Our job as riding instructors is to cover all of the aforementioned material and to make sure you are mounted on a beginner-safe horse that will allow you to make the mistakes that are necessary to learn how to ride correctly.

Much of what is covered in the saddle relates back to body language since a horse will continue to read your body language from the moment you catch them to the time you are on their back.

Remain Relaxed in the Saddle

If you are nervous and rigid sitting in the saddle, your horse may transcribe that as a threat. Why? We must remember that horses have a natural fight-or-flight instinct, and a nervous rider can amplify the issue when they squeeze with their legs and hunker over the saddle, a common response for riders when they think things aren’t going well. Unfortunately, this common response may actually cue your horse to move faster, causing the situation to progress negatively.

Vice versa, a rider who is relaxed with heels down and shoulders tall will imply confidence to their horse which will be well received and usually returned in full. Don’t forget to breathe! Breathing helps you remain calm, relaxed, and confident.

Confident Rider = Confident Horse

Proper Foot Placement

Foot placement in the stirrups is also essential to your safety. Only the ball of your foot should be in the stirrup. Placing your foot further into the stirrup will alter your balance as it prevents your heel from being able to go down and it poses a threat if you ever were to fall off, as it can lock your foot into the stirrup.

Steering and Control

Hand placement is crucial as your contact with the reins is the equivalent to your hold on the steering wheel. Bent elbows and a loose rein with little contact with bit unless you pull towards your pocket to slow down is ideal. However, if you have a “loose rein” and your horse picks up speed, you must be prepared to adjust your reins to reduce the slack in them. Otherwise, you will be pulling much farther and harder while making little to no contact with your horse’s mouth.

The Horse’s Body Language

Seeing the signs can keep you safe in other potentially dangerous situations. Just like your horse reads your body language, you can read theirs.

If a horse is irritable, they may pin their ears back tightly against their head, swish their tail violently, etc. If your horse is scared, you may see the whites around their eyes and will notice that they appear nervous and unsure, even frantic. If your horse is content, their ears will likely be twitching in various directions as they try to listen to their surroundings and what you are asking of them. They may also lick their lips and even cock their foot if they are at a standstill. If you see a sign indicating that they are irritable, whether it is at you or another horse, discipline them if it can be done safely and remove yourself in situations that may result in your harm otherwise.

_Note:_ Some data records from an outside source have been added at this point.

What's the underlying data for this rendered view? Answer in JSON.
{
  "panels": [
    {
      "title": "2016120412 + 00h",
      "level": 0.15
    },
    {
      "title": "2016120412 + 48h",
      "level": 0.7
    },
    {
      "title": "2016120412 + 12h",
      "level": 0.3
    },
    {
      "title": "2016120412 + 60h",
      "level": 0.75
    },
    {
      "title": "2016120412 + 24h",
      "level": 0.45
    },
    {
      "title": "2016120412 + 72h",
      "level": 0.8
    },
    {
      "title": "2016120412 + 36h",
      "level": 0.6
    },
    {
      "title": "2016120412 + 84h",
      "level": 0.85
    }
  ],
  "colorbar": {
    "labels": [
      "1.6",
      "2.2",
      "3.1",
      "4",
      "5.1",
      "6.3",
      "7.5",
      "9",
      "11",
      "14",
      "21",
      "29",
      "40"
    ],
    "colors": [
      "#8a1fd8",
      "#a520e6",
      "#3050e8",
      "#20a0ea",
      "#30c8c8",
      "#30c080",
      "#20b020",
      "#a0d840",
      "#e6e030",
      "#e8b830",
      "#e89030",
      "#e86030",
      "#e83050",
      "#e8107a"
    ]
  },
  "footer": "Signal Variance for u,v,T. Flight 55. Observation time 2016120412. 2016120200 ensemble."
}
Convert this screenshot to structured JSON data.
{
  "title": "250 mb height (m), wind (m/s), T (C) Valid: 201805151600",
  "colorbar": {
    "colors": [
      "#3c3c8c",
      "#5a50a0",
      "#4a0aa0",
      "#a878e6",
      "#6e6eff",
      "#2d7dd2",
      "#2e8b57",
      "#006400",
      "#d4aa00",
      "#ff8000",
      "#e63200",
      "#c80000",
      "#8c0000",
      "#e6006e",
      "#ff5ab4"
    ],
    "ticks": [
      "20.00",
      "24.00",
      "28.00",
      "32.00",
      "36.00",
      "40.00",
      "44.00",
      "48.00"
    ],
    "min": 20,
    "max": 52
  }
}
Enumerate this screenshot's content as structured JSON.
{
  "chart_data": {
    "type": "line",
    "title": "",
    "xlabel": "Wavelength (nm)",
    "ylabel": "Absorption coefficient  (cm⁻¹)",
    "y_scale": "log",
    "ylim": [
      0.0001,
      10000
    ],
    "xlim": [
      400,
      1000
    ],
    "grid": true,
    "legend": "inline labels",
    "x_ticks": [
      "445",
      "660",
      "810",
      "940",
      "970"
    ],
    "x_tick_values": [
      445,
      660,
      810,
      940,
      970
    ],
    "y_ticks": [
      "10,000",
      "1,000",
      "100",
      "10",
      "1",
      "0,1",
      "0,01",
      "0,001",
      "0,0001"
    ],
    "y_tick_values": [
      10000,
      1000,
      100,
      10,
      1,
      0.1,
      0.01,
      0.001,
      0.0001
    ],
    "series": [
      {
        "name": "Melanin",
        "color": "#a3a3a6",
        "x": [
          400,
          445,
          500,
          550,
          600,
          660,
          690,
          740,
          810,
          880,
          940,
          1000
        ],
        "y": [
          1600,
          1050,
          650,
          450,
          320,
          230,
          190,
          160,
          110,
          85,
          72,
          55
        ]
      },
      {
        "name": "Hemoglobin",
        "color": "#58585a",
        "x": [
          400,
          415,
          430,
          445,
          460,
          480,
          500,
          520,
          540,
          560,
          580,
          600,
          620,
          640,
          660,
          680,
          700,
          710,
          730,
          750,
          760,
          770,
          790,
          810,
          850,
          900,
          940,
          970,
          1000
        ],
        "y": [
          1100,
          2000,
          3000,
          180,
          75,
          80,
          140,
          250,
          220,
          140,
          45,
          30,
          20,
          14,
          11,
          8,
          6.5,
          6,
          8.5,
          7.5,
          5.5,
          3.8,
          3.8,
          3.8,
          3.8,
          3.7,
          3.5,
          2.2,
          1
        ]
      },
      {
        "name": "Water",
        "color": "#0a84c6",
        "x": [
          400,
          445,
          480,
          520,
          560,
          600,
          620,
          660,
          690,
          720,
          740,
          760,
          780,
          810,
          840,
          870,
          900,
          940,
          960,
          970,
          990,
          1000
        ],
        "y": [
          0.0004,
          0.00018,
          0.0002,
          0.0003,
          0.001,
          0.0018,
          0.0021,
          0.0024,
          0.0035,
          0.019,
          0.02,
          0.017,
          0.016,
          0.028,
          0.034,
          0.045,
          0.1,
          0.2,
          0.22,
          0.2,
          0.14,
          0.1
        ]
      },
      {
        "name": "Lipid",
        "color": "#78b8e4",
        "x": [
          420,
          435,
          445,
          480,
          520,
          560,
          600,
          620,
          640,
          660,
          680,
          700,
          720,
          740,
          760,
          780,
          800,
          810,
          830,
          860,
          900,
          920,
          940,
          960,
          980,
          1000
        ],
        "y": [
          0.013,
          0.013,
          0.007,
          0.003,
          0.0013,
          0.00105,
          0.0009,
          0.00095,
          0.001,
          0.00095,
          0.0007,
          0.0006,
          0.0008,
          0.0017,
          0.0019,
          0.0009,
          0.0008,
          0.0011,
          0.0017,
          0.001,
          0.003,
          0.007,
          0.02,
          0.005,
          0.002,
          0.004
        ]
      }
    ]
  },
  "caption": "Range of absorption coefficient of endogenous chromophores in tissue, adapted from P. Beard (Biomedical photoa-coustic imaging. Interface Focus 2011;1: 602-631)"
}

When things do not go as planned…

There will be those times where you do everything ‘right’ and you still find yourself in an unintended situation. This could come in the form of a runaway horse, a bucking fit, a scary situation on the ground, etc. If you ever find yourself in a situation where you feel that control is lost, remind yourself of the basics to the best of your ability. Your worst enemy is your mind. In times of chaos, your mind will trick you into thinking that the situation is much worse than what it is and, in turn, usually causes things to result in a less-than-desirable way. If you can slow down and focus on the facts rather than assuming bailing is the best option,you will likely get better results without having to taste test the dirt. Panicking is never the answer.

If you have any questions, never hesitate to ask an experienced horse person. We all start somewhere and it’s a lot more fun learning when you can do it in a safe manner!